California school pilots iris reader on buses
24 September 2015 13:07 GMT

The Antelope Valley Schools Transportation Agency is considering the use of biometric iris scanners on special needs buses following the tragic death of a pupil.

In the pilot programme, students will biometrically (Iris) scan identity as they board and exit the school bus. An IRITRANS system will notify the driver visibly and audibly if the child is about to get on or off at the wrong bus stop.

When the bus reaches the end of its daily route, the driver simply ends the route on the IRITRANS mobile device and if all students have not exited the bus, the device will notify the driver both visually and audibly to recheck the bus.

Earlier this month, an autistic student was left on a contracted school bus in a district parking lot for hours, until he was found unresponsive laying in the aisle.

"Lost or sleeping kids. It happens every year in most school districts nationally only we rarely hear about it. Kids left sleeping on a bus is at epidemic proportions nationally," says John DeVries, president of IRITRAK Corporation, developer of IRITRANS.

The IRITRANS iris biometric process is completely non-intrusive and has absolutely no identity security risks in the complete processes, he added.

The iris image data is not stored, DeVries says. The data is converted into a series of numbers that makes it impossible to be used for re-creating someone's identity.

Morris Fuselier III, AVSTA, CEO states that student safety and security is their #1 priority and continuously looks to be a leader in school transportation safety.  The agency is specifically focused on its special needs bus fleet compared to the general student fleet since it is the most difficult to address in the form of its required application. It requires hardware mobility from all points of the bus for loading or unloading.  
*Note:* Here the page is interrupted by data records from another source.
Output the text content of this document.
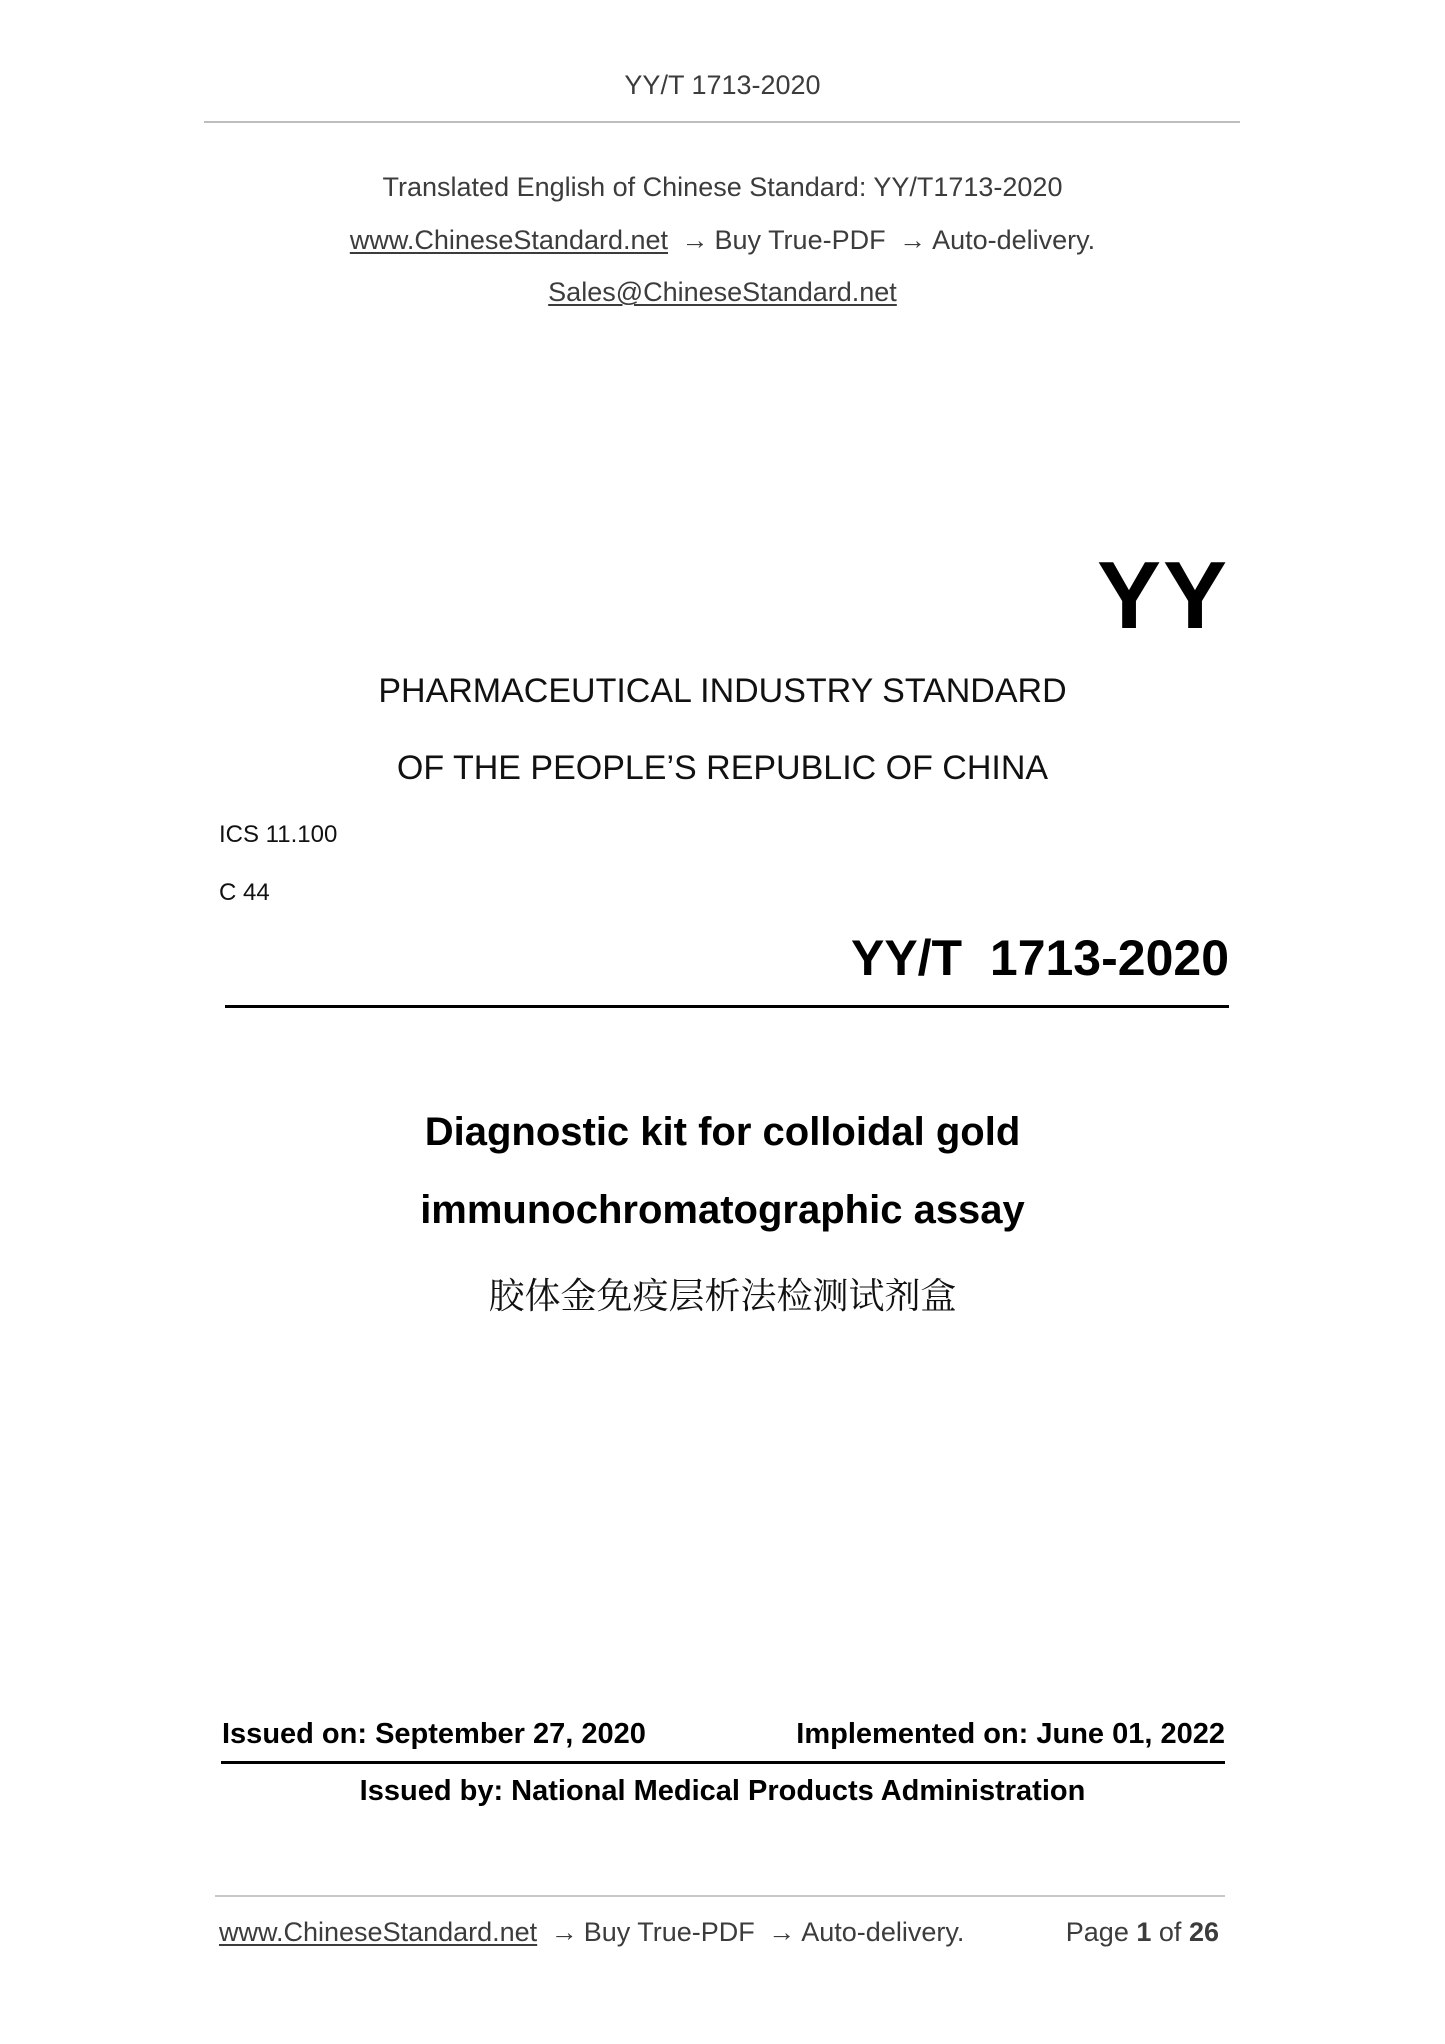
YY/T 1713-2020
Translated English of Chinese Standard: YY/T1713-2020
www.ChineseStandard.net → Buy True-PDF → Auto-delivery.
Sales@ChineseStandard.net
YY
PHARMACEUTICAL INDUSTRY STANDARD
OF THE PEOPLE’S REPUBLIC OF CHINA
ICS 11.100
C 44
YY/T  1713-2020
Diagnostic kit for colloidal gold
immunochromatographic assay
胶体金免疫层析法检测试剂盒
Issued on: September 27, 2020	Implemented on: June 01, 2022
Issued by: National Medical Products Administration
www.ChineseStandard.net → Buy True-PDF → Auto-delivery.	Page 1 of 26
Fuselier also states that there are many other potential emergencies that can happen during student transportation which the IRITRANS system eliminates. First and foremost, the implementation process requires a series of scheduled parent meetings in the event parents have concerns about the biometric process. Parents have the ability to opt-out if for some reason they want to decline this additional safety and security for their children.